Aus der Akademie kommen deswegen gesundheitspolitische Analysen, Vorschläge für eine faire Verteilung künftiger Impfstoffe - aber auch der Appell, das spirituelle Leben nicht verkümmern zu lassen. Die Menschheit tue in unruhigen Zeiten wie diesen gut daran, die biblischen Psalmen neu zu entdecken, heißt es in diesem Zusammenhang.
Keine rein katholische Akademie
Gibt es keine Vorbehalte gegenüber einer möglicherweise zu engen Verbindung zwischen Kirche und Wissenschaft? "Solche Vorbehalte gibt es hauptsächlich in den Medien, treffen aber nicht zu", entgegnet von Braun. Die Akademie agiere unabhängig, zu den Mitgliedern zählten zudem nicht nur Katholiken, sondern auch Christen andere Konfessionen, Juden und Muslime oder Buddhisten, fügt der Präsident hinzu, der selbst evangelisch ist.
Mit der Wiederbegründung 1936 habe der Vatikan gezeigt, dass er eine frei agierende Wissenschaft als wichtigen Faktor der Erkenntnisgewinnung ansehe, erläutert von Braun. "Das war ein sehr mutiger Schritt." Die Ausführungen etwa zu den Konsequenzen der Atombewaffnung in den 1950er-Jahren hätten nicht nur innerhalb der Kirche, sondern auch in Politik und Gesellschaft Gehör gefunden.
Genauso wie eine in diesem Frühjahr veröffentlichte Publikation zu Klimawandel und Gesundheitspolitik. Die sei in den ersten zwei Wochen nach Erscheinen über 100.000 mal heruntergeladen worden, berichtet von Braun. Vor allem die jüngere Generation interessiere sich dafür.
Katholische Kirche und junge Leute
"Fridays for Future liest dieses Buch." Vatikan und Internet, die katholische Kirche und junge Leute - diese Begriffspaare mögen in den Ohren mancher Zeitgenossen erstaunlich klingen. Aber zumindest hier scheint es zu funktionieren.

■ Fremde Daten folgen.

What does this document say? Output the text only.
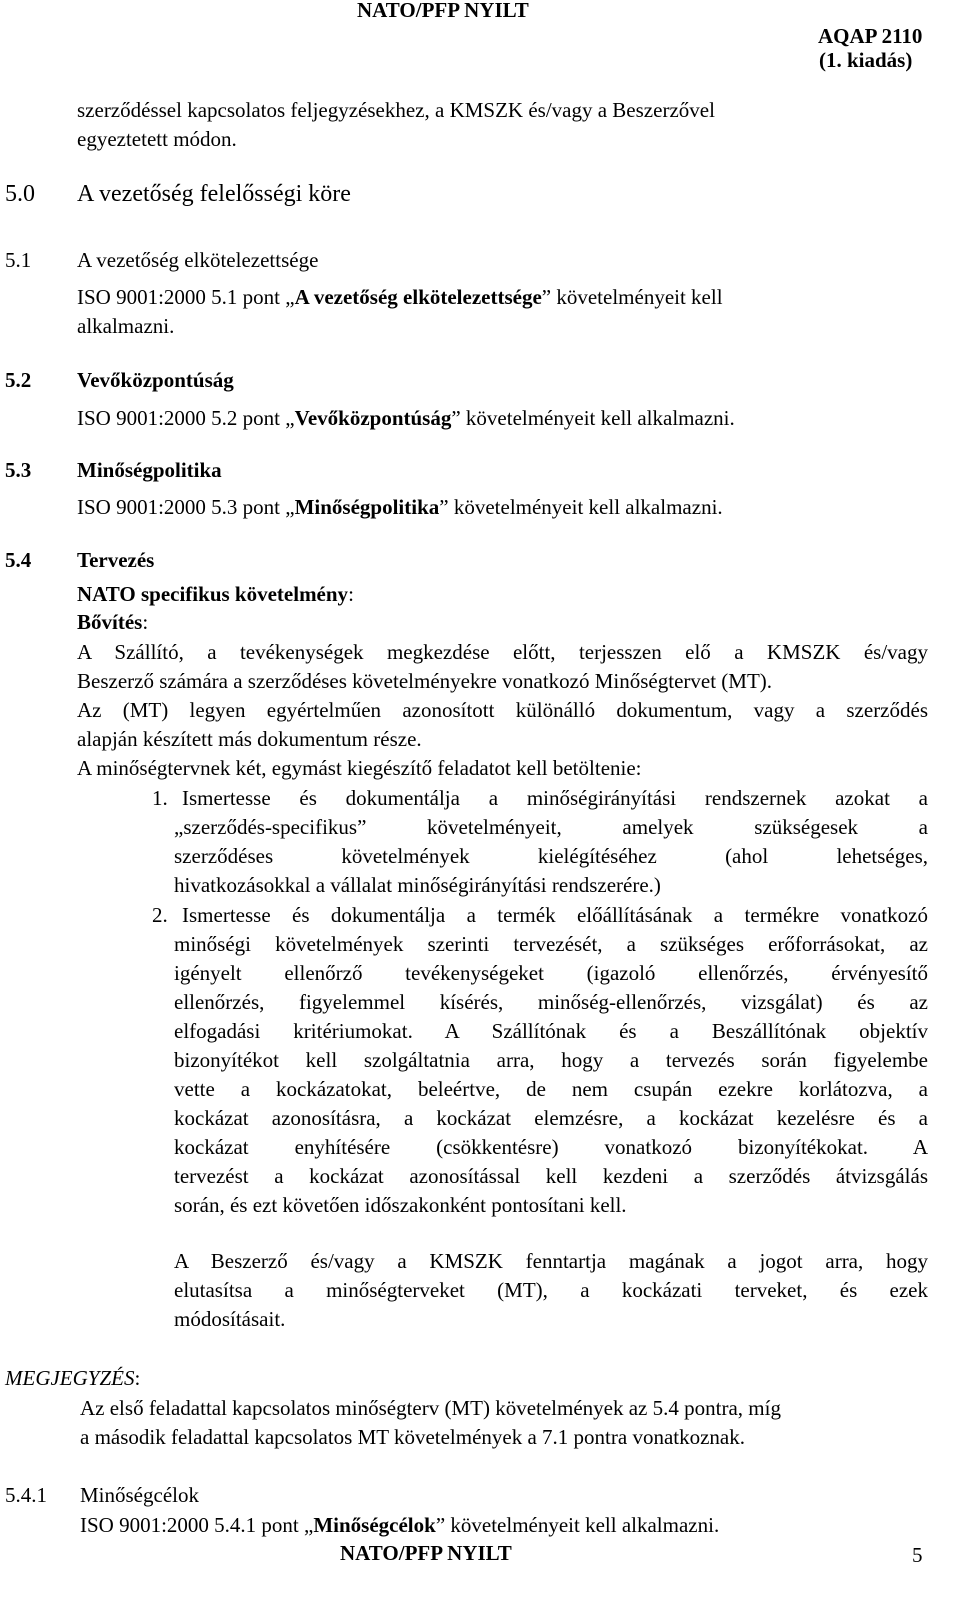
NATO/PFP NYILT
AQAP 2110
(1. kiadás)
szerződéssel kapcsolatos feljegyzésekhez, a KMSZK és/vagy a Beszerzővel
egyeztetett módon.
5.0 A vezetőség felelősségi köre
5.1 A vezetőség elkötelezettsége
ISO 9001:2000 5.1 pont „A vezetőség elkötelezettsége” követelményeit kell
alkalmazni.
5.2 Vevőközpontúság
ISO 9001:2000 5.2 pont „Vevőközpontúság” követelményeit kell alkalmazni.
5.3 Minőségpolitika
ISO 9001:2000 5.3 pont „Minőségpolitika” követelményeit kell alkalmazni.
5.4 Tervezés
NATO specifikus követelmény:
Bővítés:
A Szállító, a tevékenységek megkezdése előtt, terjesszen elő a KMSZK és/vagy
Beszerző számára a szerződéses követelményekre vonatkozó Minőségtervet (MT).
Az (MT) legyen egyértelműen azonosított különálló dokumentum, vagy a szerződés
alapján készített más dokumentum része.
A minőségtervnek két, egymást kiegészítő feladatot kell betöltenie:
1. Ismertesse és dokumentálja a minőségirányítási rendszernek azokat a
„szerződés-specifikus” követelményeit, amelyek szükségesek a
szerződéses követelmények kielégítéséhez (ahol lehetséges,
hivatkozásokkal a vállalat minőségirányítási rendszerére.)
2. Ismertesse és dokumentálja a termék előállításának a termékre vonatkozó
minőségi követelmények szerinti tervezését, a szükséges erőforrásokat, az
igényelt ellenőrző tevékenységeket (igazoló ellenőrzés, érvényesítő
ellenőrzés, figyelemmel kísérés, minőség-ellenőrzés, vizsgálat) és az
elfogadási kritériumokat. A Szállítónak és a Beszállítónak objektív
bizonyítékot kell szolgáltatnia arra, hogy a tervezés során figyelembe
vette a kockázatokat, beleértve, de nem csupán ezekre korlátozva, a
kockázat azonosításra, a kockázat elemzésre, a kockázat kezelésre és a
kockázat enyhítésére (csökkentésre) vonatkozó bizonyítékokat. A
tervezést a kockázat azonosítással kell kezdeni a szerződés átvizsgálás
során, és ezt követően időszakonként pontosítani kell.
A Beszerző és/vagy a KMSZK fenntartja magának a jogot arra, hogy
elutasítsa a minőségterveket (MT), a kockázati terveket, és ezek
módosításait.
MEGJEGYZÉS:
Az első feladattal kapcsolatos minőségterv (MT) követelmények az 5.4 pontra, míg
a második feladattal kapcsolatos MT követelmények a 7.1 pontra vonatkoznak.
5.4.1 Minőségcélok
ISO 9001:2000 5.4.1 pont „Minőségcélok” követelményeit kell alkalmazni.
NATO/PFP NYILT	5
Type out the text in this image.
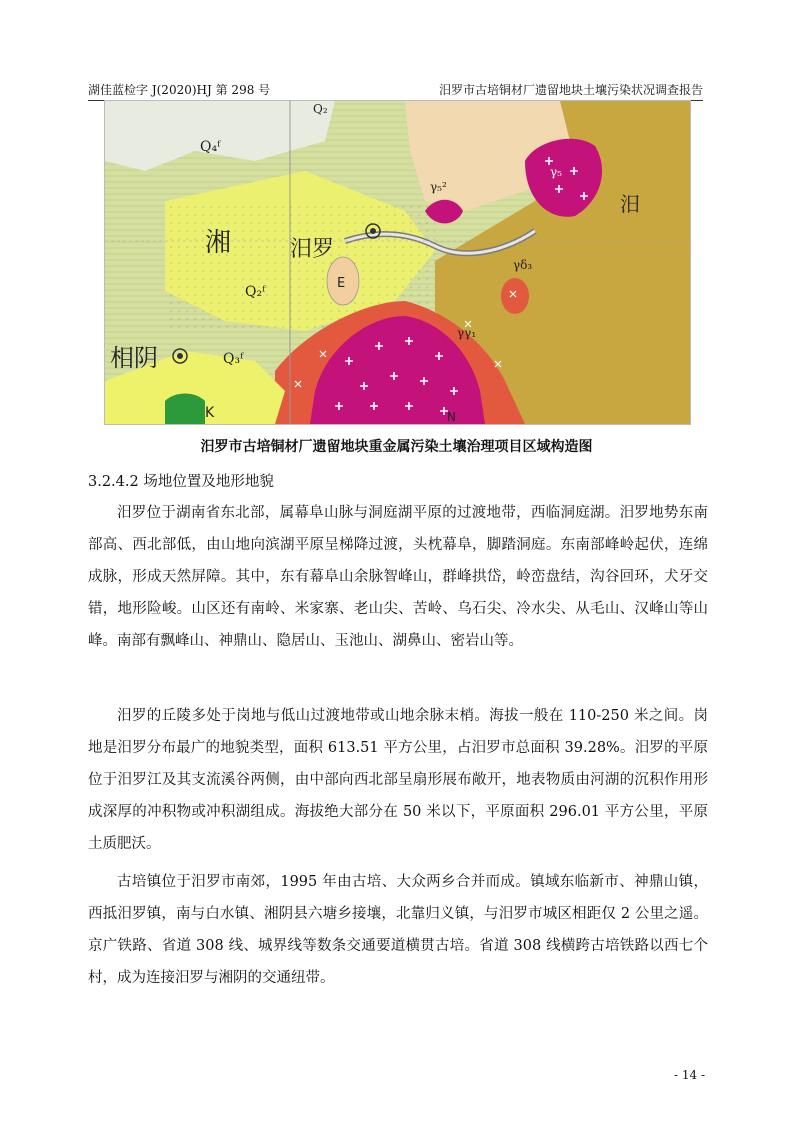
湖佳蓝检字 J(2020)HJ 第 298 号	汨罗市古培铜材厂遗留地块土壤污染状况调查报告
湘	汨罗
相阴
汨
E
K
Q₄ᶠ
Q₂ᶠ
Q₃ᶠ
Q₂
γ₅²
γ₅
γδ₃
γγ₁
N
汨罗市古培铜材厂遗留地块重金属污染土壤治理项目区域构造图
3.2.4.2 场地位置及地形地貌

汨罗位于湖南省东北部，属幕阜山脉与洞庭湖平原的过渡地带，西临洞庭湖。汨罗地势东南部高、西北部低，由山地向滨湖平原呈梯降过渡，头枕幕阜，脚踏洞庭。东南部峰岭起伏，连绵成脉，形成天然屏障。其中，东有幕阜山余脉智峰山，群峰拱岱，岭峦盘结，沟谷回环，犬牙交错，地形险峻。山区还有南岭、米家寨、老山尖、苦岭、乌石尖、冷水尖、从毛山、汉峰山等山峰。南部有飘峰山、神鼎山、隐居山、玉池山、湖鼻山、密岩山等。

汨罗的丘陵多处于岗地与低山过渡地带或山地余脉末梢。海拔一般在 110-250 米之间。岗地是汨罗分布最广的地貌类型，面积 613.51 平方公里，占汨罗市总面积 39.28%。汨罗的平原位于汨罗江及其支流溪谷两侧，由中部向西北部呈扇形展布敞开，地表物质由河湖的沉积作用形成深厚的冲积物或冲积湖组成。海拔绝大部分在 50 米以下，平原面积 296.01 平方公里，平原土质肥沃。

古培镇位于汨罗市南郊，1995 年由古培、大众两乡合并而成。镇域东临新市、神鼎山镇，西抵汨罗镇，南与白水镇、湘阴县六塘乡接壤，北靠归义镇，与汨罗市城区相距仅 2 公里之遥。京广铁路、省道 308 线、城界线等数条交通要道横贯古培。省道 308 线横跨古培铁路以西七个村，成为连接汨罗与湘阴的交通纽带。

- 14 -
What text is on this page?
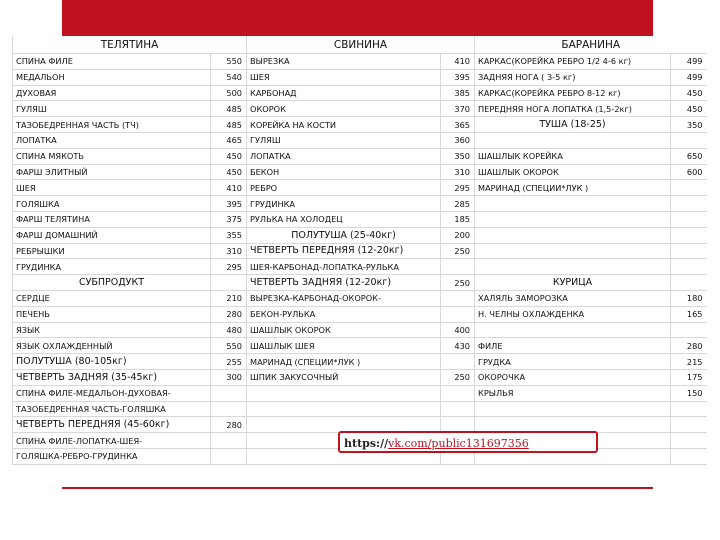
ТЕЛЯТИНА		СВИНИНА		БАРАНИНА	
СПИНА ФИЛЕ	550	ВЫРЕЗКА	410	КАРКАС(КОРЕЙКА РЕБРО 1/2 4-6 кг)	499
МЕДАЛЬОН	540	ШЕЯ	395	ЗАДНЯЯ НОГА ( 3-5 кг)	499
ДУХОВАЯ	500	КАРБОНАД	385	КАРКАС(КОРЕЙКА РЕБРО 8-12 кг)	450
ГУЛЯШ	485	ОКОРОК	370	ПЕРЕДНЯЯ НОГА ЛОПАТКА (1,5-2кг)	450
ТАЗОБЕДРЕННАЯ ЧАСТЬ (ТЧ)	485	КОРЕЙКА НА КОСТИ	365	ТУША (18-25)	350
ЛОПАТКА	465	ГУЛЯШ	360		
СПИНА МЯКОТЬ	450	ЛОПАТКА	350	ШАШЛЫК КОРЕЙКА	650
ФАРШ ЭЛИТНЫЙ	450	БЕКОН	310	ШАШЛЫК ОКОРОК	600
ШЕЯ	410	РЕБРО	295	МАРИНАД (СПЕЦИИ*ЛУК )	
ГОЛЯШКА	395	ГРУДИНКА	285		
ФАРШ ТЕЛЯТИНА	375	РУЛЬКА НА ХОЛОДЕЦ	185		
ФАРШ ДОМАШНИЙ	355	ПОЛУТУША (25-40кг)	200		
РЕБРЫШКИ	310	ЧЕТВЕРТЬ ПЕРЕДНЯЯ (12-20кг)	250		
ГРУДИНКА	295	ШЕЯ-КАРБОНАД-ЛОПАТКА-РУЛЬКА			
СУБПРОДУКТ		ЧЕТВЕРТЬ ЗАДНЯЯ (12-20кг)	250	КУРИЦА	
СЕРДЦЕ	210	ВЫРЕЗКА-КАРБОНАД-ОКОРОК-		ХАЛЯЛЬ ЗАМОРОЗКА	180
ПЕЧЕНЬ	280	БЕКОН-РУЛЬКА		Н. ЧЕЛНЫ ОХЛАЖДЕНКА	165
ЯЗЫК	480	ШАШЛЫК ОКОРОК	400		
ЯЗЫК ОХЛАЖДЕННЫЙ	550	ШАШЛЫК ШЕЯ	430	ФИЛЕ	280
ПОЛУТУША (80-105кг)	255	МАРИНАД (СПЕЦИИ*ЛУК )		ГРУДКА	215
ЧЕТВЕРТЬ ЗАДНЯЯ (35-45кг)	300	ШПИК ЗАКУСОЧНЫЙ	250	ОКОРОЧКА	175
СПИНА ФИЛЕ-МЕДАЛЬОН-ДУХОВАЯ-				КРЫЛЬЯ	150
ТАЗОБЕДРЕННАЯ ЧАСТЬ-ГОЛЯШКА					
ЧЕТВЕРТЬ ПЕРЕДНЯЯ (45-60кг)	280				
СПИНА ФИЛЕ-ЛОПАТКА-ШЕЯ-					
ГОЛЯШКА-РЕБРО-ГРУДИНКА					
https://vk.com/public131697356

Unterdessen treibt die Akademie ihre Vernetzung weiter voran. Eigentlich kommen die Wissenschaftler zu ihren Tagungen in der manieristischen Casina Pio IV zusammen, einem ehemaligen päpstlichen Sommerhaus in den Vatikanischen Gärten. Angesichts der Corona-Pandemie ist das derzeit nicht möglich.
Stattdessen fanden bereits drei Konferenzen virtuell statt. Eine Premiere, an die sich die Organisatoren - der Präsident, Kurienbischof Marcelo Sanchez-Sorondo als Kanzler und das Akademiesekretariat im Vatikan - schnell gewöhnt haben. "Die Beteiligung hat sich erhöht und wir können verstärkt junge Wissenschaftler zu unseren Meetings einladen", sagt von Braun. Er klingt alles andere als unglücklich dabei.